According to an article by Gary Fields in the Wall Street Journal, former prison inmates bring their "prison culture" with them to the streets once they leave jail. This prison culture emphasizes "respect," which doesn't mean what I would think it means; and of course disputes are resolved by violence. The article then goes on to claim that because so many individuals in the US are incarcerated at some point in their lives, this prison culture is spreading across our cities and makes a noticeable contribution to violent crime. The City of Chicago experienced a small spike in murders recently, but with a sharp increase in deaths of school-age youth, and Mayor Daley is using this as an excuse to promote his anti-gun campaign.

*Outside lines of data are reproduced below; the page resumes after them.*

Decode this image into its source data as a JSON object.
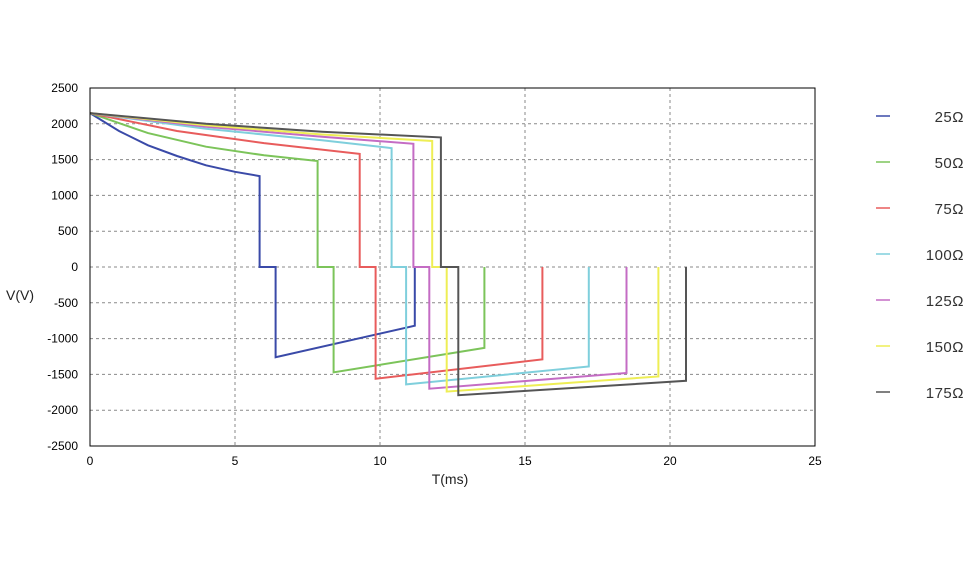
{
  "chart_data": {
    "type": "line",
    "title": "",
    "xlabel": "T(ms)",
    "ylabel": "V(V)",
    "xlim": [
      0,
      25
    ],
    "ylim": [
      -2500,
      2500
    ],
    "xticks": [
      0,
      5,
      10,
      15,
      20,
      25
    ],
    "yticks": [
      2500,
      2000,
      1500,
      1000,
      500,
      0,
      -500,
      -1000,
      -1500,
      -2000,
      -2500
    ],
    "grid": true,
    "grid_style": "dashed",
    "legend_position": "right",
    "series": [
      {
        "name": "25Ω",
        "color": "#3a4aa8",
        "points": [
          [
            0,
            2150
          ],
          [
            1,
            1900
          ],
          [
            2,
            1700
          ],
          [
            3,
            1550
          ],
          [
            4,
            1420
          ],
          [
            5,
            1330
          ],
          [
            5.85,
            1270
          ],
          [
            5.85,
            0
          ],
          [
            6.4,
            0
          ],
          [
            6.4,
            -1260
          ],
          [
            11.2,
            -820
          ],
          [
            11.2,
            0
          ]
        ]
      },
      {
        "name": "50Ω",
        "color": "#7cc45a",
        "points": [
          [
            0,
            2150
          ],
          [
            2,
            1870
          ],
          [
            4,
            1680
          ],
          [
            6,
            1560
          ],
          [
            7.85,
            1480
          ],
          [
            7.85,
            0
          ],
          [
            8.4,
            0
          ],
          [
            8.4,
            -1470
          ],
          [
            13.6,
            -1130
          ],
          [
            13.6,
            0
          ]
        ]
      },
      {
        "name": "75Ω",
        "color": "#e85c5c",
        "points": [
          [
            0,
            2150
          ],
          [
            3,
            1900
          ],
          [
            6,
            1730
          ],
          [
            9.3,
            1580
          ],
          [
            9.3,
            0
          ],
          [
            9.85,
            0
          ],
          [
            9.85,
            -1560
          ],
          [
            15.6,
            -1290
          ],
          [
            15.6,
            0
          ]
        ]
      },
      {
        "name": "100Ω",
        "color": "#7fcfdc",
        "points": [
          [
            0,
            2150
          ],
          [
            4,
            1930
          ],
          [
            8,
            1770
          ],
          [
            10.4,
            1660
          ],
          [
            10.4,
            0
          ],
          [
            10.9,
            0
          ],
          [
            10.9,
            -1640
          ],
          [
            17.2,
            -1390
          ],
          [
            17.2,
            0
          ]
        ]
      },
      {
        "name": "125Ω",
        "color": "#c46cc4",
        "points": [
          [
            0,
            2150
          ],
          [
            4,
            1960
          ],
          [
            8,
            1820
          ],
          [
            11.15,
            1720
          ],
          [
            11.15,
            0
          ],
          [
            11.7,
            0
          ],
          [
            11.7,
            -1700
          ],
          [
            18.5,
            -1480
          ],
          [
            18.5,
            0
          ]
        ]
      },
      {
        "name": "150Ω",
        "color": "#eeee55",
        "points": [
          [
            0,
            2150
          ],
          [
            4,
            1980
          ],
          [
            8,
            1850
          ],
          [
            11.8,
            1760
          ],
          [
            11.8,
            0
          ],
          [
            12.3,
            0
          ],
          [
            12.3,
            -1740
          ],
          [
            19.6,
            -1530
          ],
          [
            19.6,
            0
          ]
        ]
      },
      {
        "name": "175Ω",
        "color": "#555555",
        "points": [
          [
            0,
            2150
          ],
          [
            4,
            2000
          ],
          [
            8,
            1890
          ],
          [
            12.1,
            1810
          ],
          [
            12.1,
            0
          ],
          [
            12.7,
            0
          ],
          [
            12.7,
            -1790
          ],
          [
            20.55,
            -1590
          ],
          [
            20.55,
            0
          ]
        ]
      }
    ]
  }
}
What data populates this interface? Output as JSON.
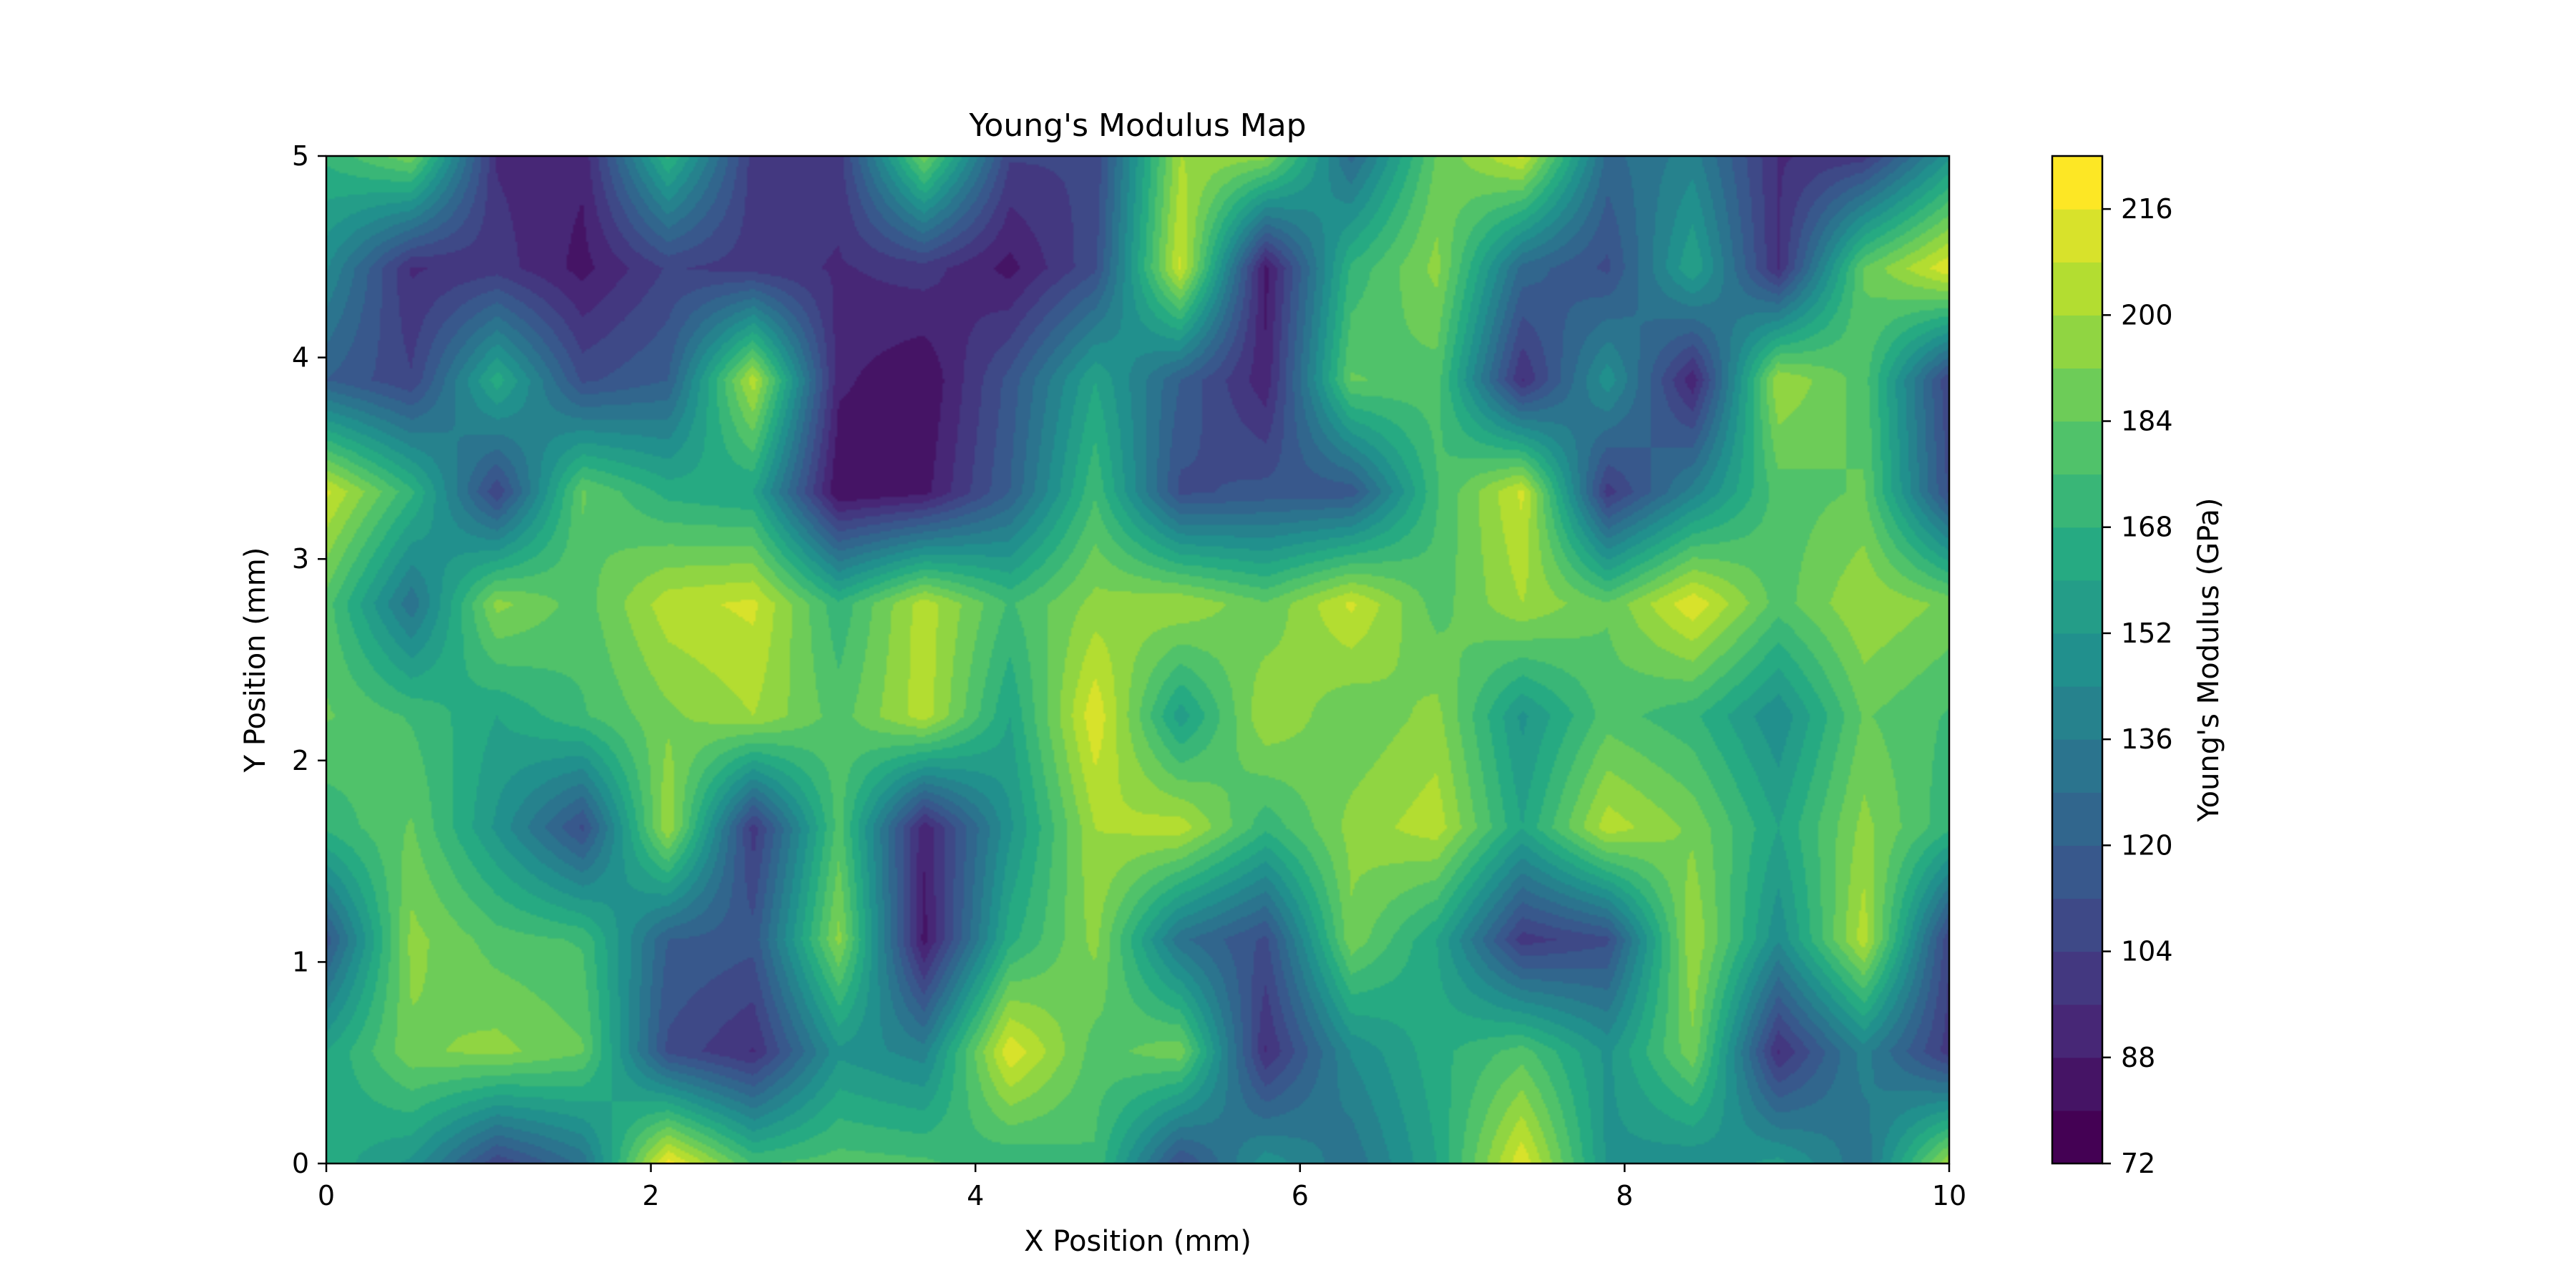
{
  "chart_data": {
    "type": "heatmap",
    "subtype": "filled-contour",
    "title": "Young's Modulus Map",
    "xlabel": "X Position (mm)",
    "ylabel": "Y Position (mm)",
    "colorbar_label": "Young's Modulus (GPa)",
    "colormap": "viridis",
    "xlim": [
      0,
      10
    ],
    "ylim": [
      0,
      5
    ],
    "clim": [
      72,
      224
    ],
    "x_ticks": [
      "0",
      "2",
      "4",
      "6",
      "8",
      "10"
    ],
    "y_ticks": [
      "0",
      "1",
      "2",
      "3",
      "4",
      "5"
    ],
    "colorbar_ticks": [
      "72",
      "88",
      "104",
      "120",
      "136",
      "152",
      "168",
      "184",
      "200",
      "216"
    ],
    "level_step": 8,
    "x": [
      0,
      0.526,
      1.053,
      1.579,
      2.105,
      2.632,
      3.158,
      3.684,
      4.211,
      4.737,
      5.263,
      5.789,
      6.316,
      6.842,
      7.368,
      7.895,
      8.421,
      8.947,
      9.474,
      10
    ],
    "y": [
      0,
      0.556,
      1.111,
      1.667,
      2.222,
      2.778,
      3.333,
      3.889,
      4.444,
      5
    ],
    "z": [
      [
        165,
        150,
        105,
        130,
        220,
        175,
        180,
        178,
        168,
        175,
        110,
        150,
        130,
        160,
        215,
        150,
        145,
        155,
        130,
        200
      ],
      [
        160,
        190,
        195,
        185,
        110,
        95,
        150,
        140,
        215,
        180,
        190,
        95,
        145,
        165,
        180,
        150,
        190,
        95,
        140,
        100
      ],
      [
        115,
        195,
        180,
        175,
        120,
        115,
        195,
        85,
        165,
        195,
        130,
        110,
        190,
        160,
        100,
        110,
        200,
        145,
        205,
        105
      ],
      [
        170,
        185,
        150,
        110,
        200,
        100,
        180,
        90,
        150,
        200,
        205,
        170,
        195,
        205,
        160,
        205,
        190,
        160,
        195,
        170
      ],
      [
        185,
        175,
        160,
        175,
        190,
        200,
        180,
        205,
        160,
        215,
        155,
        200,
        185,
        195,
        150,
        180,
        170,
        145,
        185,
        175
      ],
      [
        180,
        130,
        195,
        180,
        205,
        210,
        170,
        205,
        175,
        195,
        200,
        185,
        210,
        180,
        200,
        185,
        215,
        180,
        200,
        190
      ],
      [
        210,
        170,
        105,
        185,
        165,
        160,
        80,
        85,
        120,
        175,
        110,
        115,
        115,
        175,
        210,
        100,
        140,
        180,
        185,
        110
      ],
      [
        120,
        105,
        165,
        110,
        120,
        205,
        90,
        80,
        115,
        160,
        120,
        90,
        185,
        180,
        95,
        150,
        90,
        200,
        180,
        105
      ],
      [
        145,
        95,
        100,
        85,
        105,
        100,
        95,
        100,
        85,
        110,
        210,
        85,
        170,
        195,
        125,
        110,
        160,
        95,
        185,
        215
      ],
      [
        170,
        190,
        95,
        90,
        170,
        100,
        100,
        190,
        105,
        105,
        200,
        195,
        125,
        185,
        210,
        125,
        140,
        95,
        100,
        150
      ]
    ]
  }
}
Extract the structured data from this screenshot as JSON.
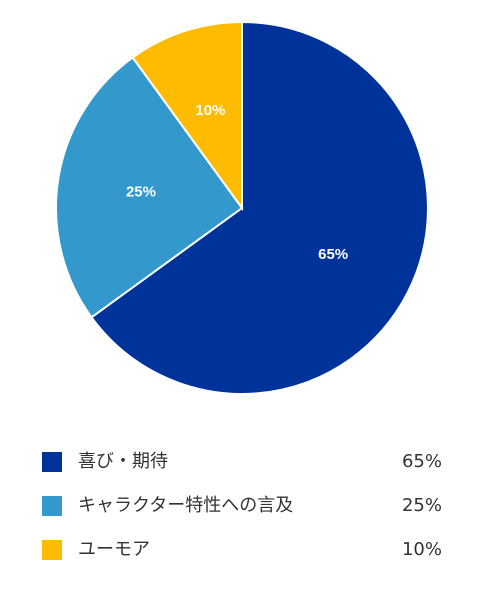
{
  "chart_data": {
    "type": "pie",
    "categories": [
      "喜び・期待",
      "キャラクター特性への言及",
      "ユーモア"
    ],
    "values": [
      65,
      25,
      10
    ],
    "value_labels": [
      "65%",
      "25%",
      "10%"
    ],
    "colors": [
      "#003399",
      "#3399CC",
      "#FFBB00"
    ],
    "legend_placement": "bottom"
  },
  "legend": {
    "items": [
      {
        "label": "喜び・期待",
        "value": "65%",
        "color": "#003399"
      },
      {
        "label": "キャラクター特性への言及",
        "value": "25%",
        "color": "#3399CC"
      },
      {
        "label": "ユーモア",
        "value": "10%",
        "color": "#FFBB00"
      }
    ]
  }
}
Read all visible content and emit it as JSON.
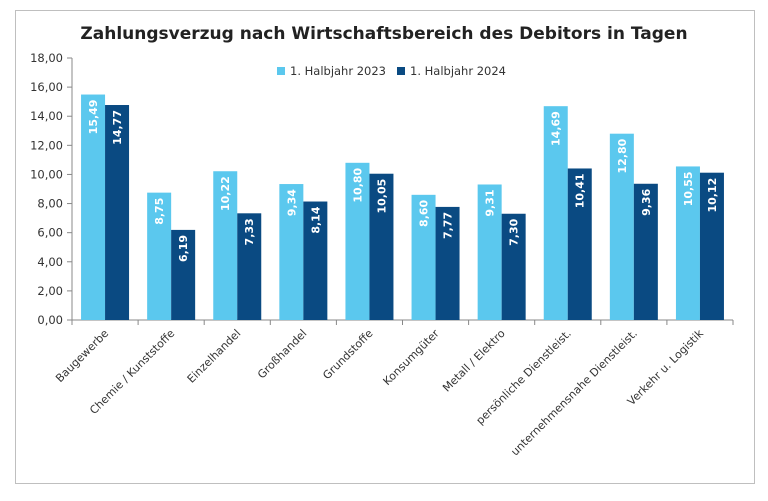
{
  "chart_data": {
    "type": "bar",
    "title": "Zahlungsverzug nach Wirtschaftsbereich des Debitors in Tagen",
    "xlabel": "",
    "ylabel": "",
    "ylim": [
      0,
      18
    ],
    "yticks": [
      "0,00",
      "2,00",
      "4,00",
      "6,00",
      "8,00",
      "10,00",
      "12,00",
      "14,00",
      "16,00",
      "18,00"
    ],
    "grid": false,
    "legend_position": "top-center",
    "categories": [
      "Baugewerbe",
      "Chemie / Kunststoffe",
      "Einzelhandel",
      "Großhandel",
      "Grundstoffe",
      "Konsumgüter",
      "Metall / Elektro",
      "persönliche Dienstleist.",
      "unternehmensnahe Dienstleist.",
      "Verkehr u. Logistik"
    ],
    "series": [
      {
        "name": "1. Halbjahr 2023",
        "color": "#5bc8ee",
        "values": [
          15.49,
          8.75,
          10.22,
          9.34,
          10.8,
          8.6,
          9.31,
          14.69,
          12.8,
          10.55
        ],
        "labels": [
          "15,49",
          "8,75",
          "10,22",
          "9,34",
          "10,80",
          "8,60",
          "9,31",
          "14,69",
          "12,80",
          "10,55"
        ]
      },
      {
        "name": "1. Halbjahr 2024",
        "color": "#0a4a82",
        "values": [
          14.77,
          6.19,
          7.33,
          8.14,
          10.05,
          7.77,
          7.3,
          10.41,
          9.36,
          10.12
        ],
        "labels": [
          "14,77",
          "6,19",
          "7,33",
          "8,14",
          "10,05",
          "7,77",
          "7,30",
          "10,41",
          "9,36",
          "10,12"
        ]
      }
    ]
  }
}
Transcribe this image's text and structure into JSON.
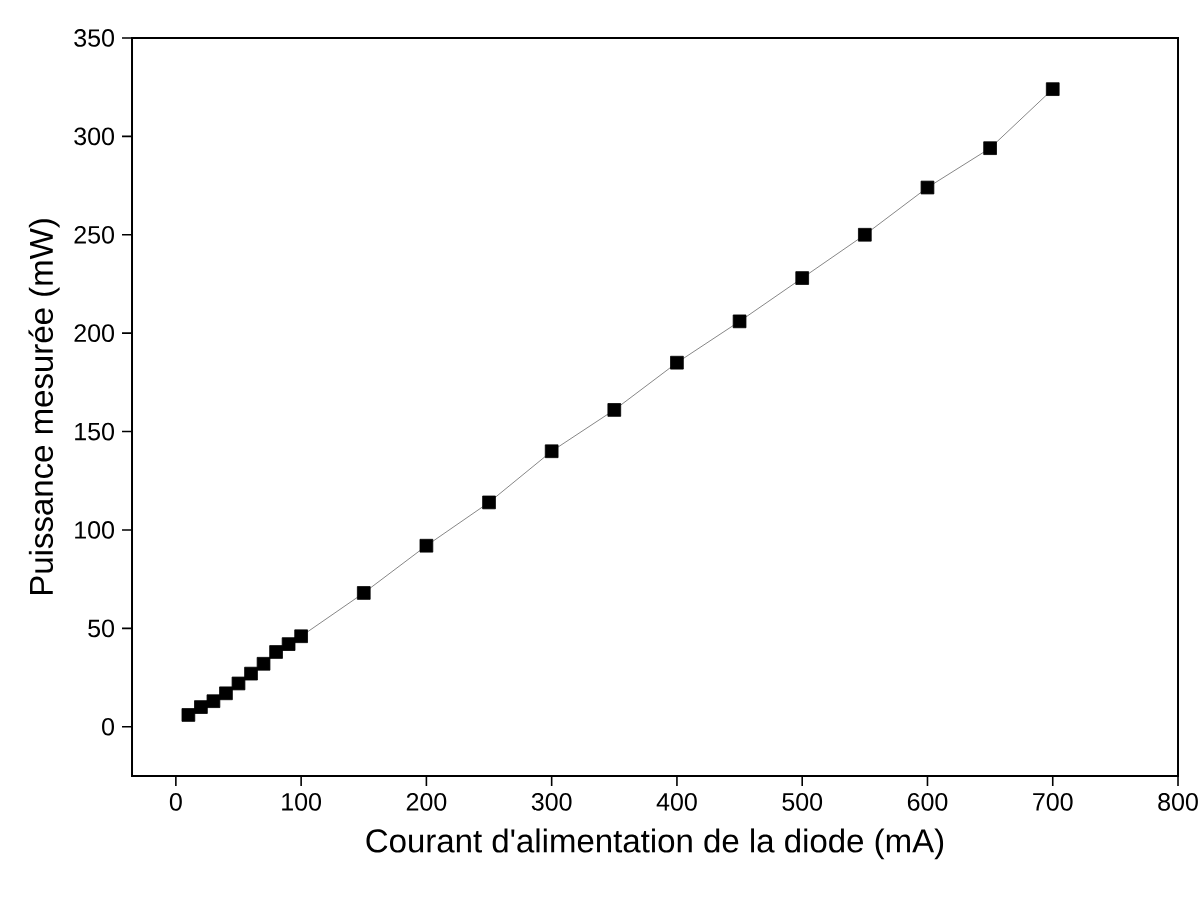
{
  "chart_data": {
    "type": "line",
    "xlabel": "Courant d'alimentation de la diode (mA)",
    "ylabel": "Puissance mesurée (mW)",
    "x": [
      10,
      20,
      30,
      40,
      50,
      60,
      70,
      80,
      90,
      100,
      150,
      200,
      250,
      300,
      350,
      400,
      450,
      500,
      550,
      600,
      650,
      700
    ],
    "series": [
      {
        "color": "#000000",
        "values": [
          6,
          10,
          13,
          17,
          22,
          27,
          32,
          38,
          42,
          46,
          68,
          92,
          114,
          140,
          161,
          185,
          206,
          228,
          250,
          274,
          294,
          324
        ]
      }
    ],
    "marker": "square",
    "line_style": "solid",
    "xlim": [
      -35,
      800
    ],
    "ylim": [
      -25,
      350
    ],
    "xticks": [
      0,
      100,
      200,
      300,
      400,
      500,
      600,
      700,
      800
    ],
    "yticks": [
      0,
      50,
      100,
      150,
      200,
      250,
      300,
      350
    ]
  }
}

While this article caught my eye — I began to wonder how disaggregation affects the connection between offender, victim, prison culture, and crimes — I would like to caution that I have to take the article with a huge grain of salt. The Wall Street Journal seems to have a cabal of reporters who promote Hillary Clinton with a stream of articles that read as if they come directly from her campaign headquarters. The most recent example was an extraordinarily poorly-written article on health care in the US, with a heavy emphasis on denigrating the management of non-profit hospitals.
This "prison culture" article carries a tell-tale quote from David Kennedy of the Center for Crime Prevention and Control: "This is part of the price we're paying for 20 years of mass incarceration." The notion that the prison population is too high is a common refrain in certain political circles.
While I've spent a while this morning trying to find some statistics on crime, the subtle political slant of this article is so unpersuasive that I think I'll put the entire question aside.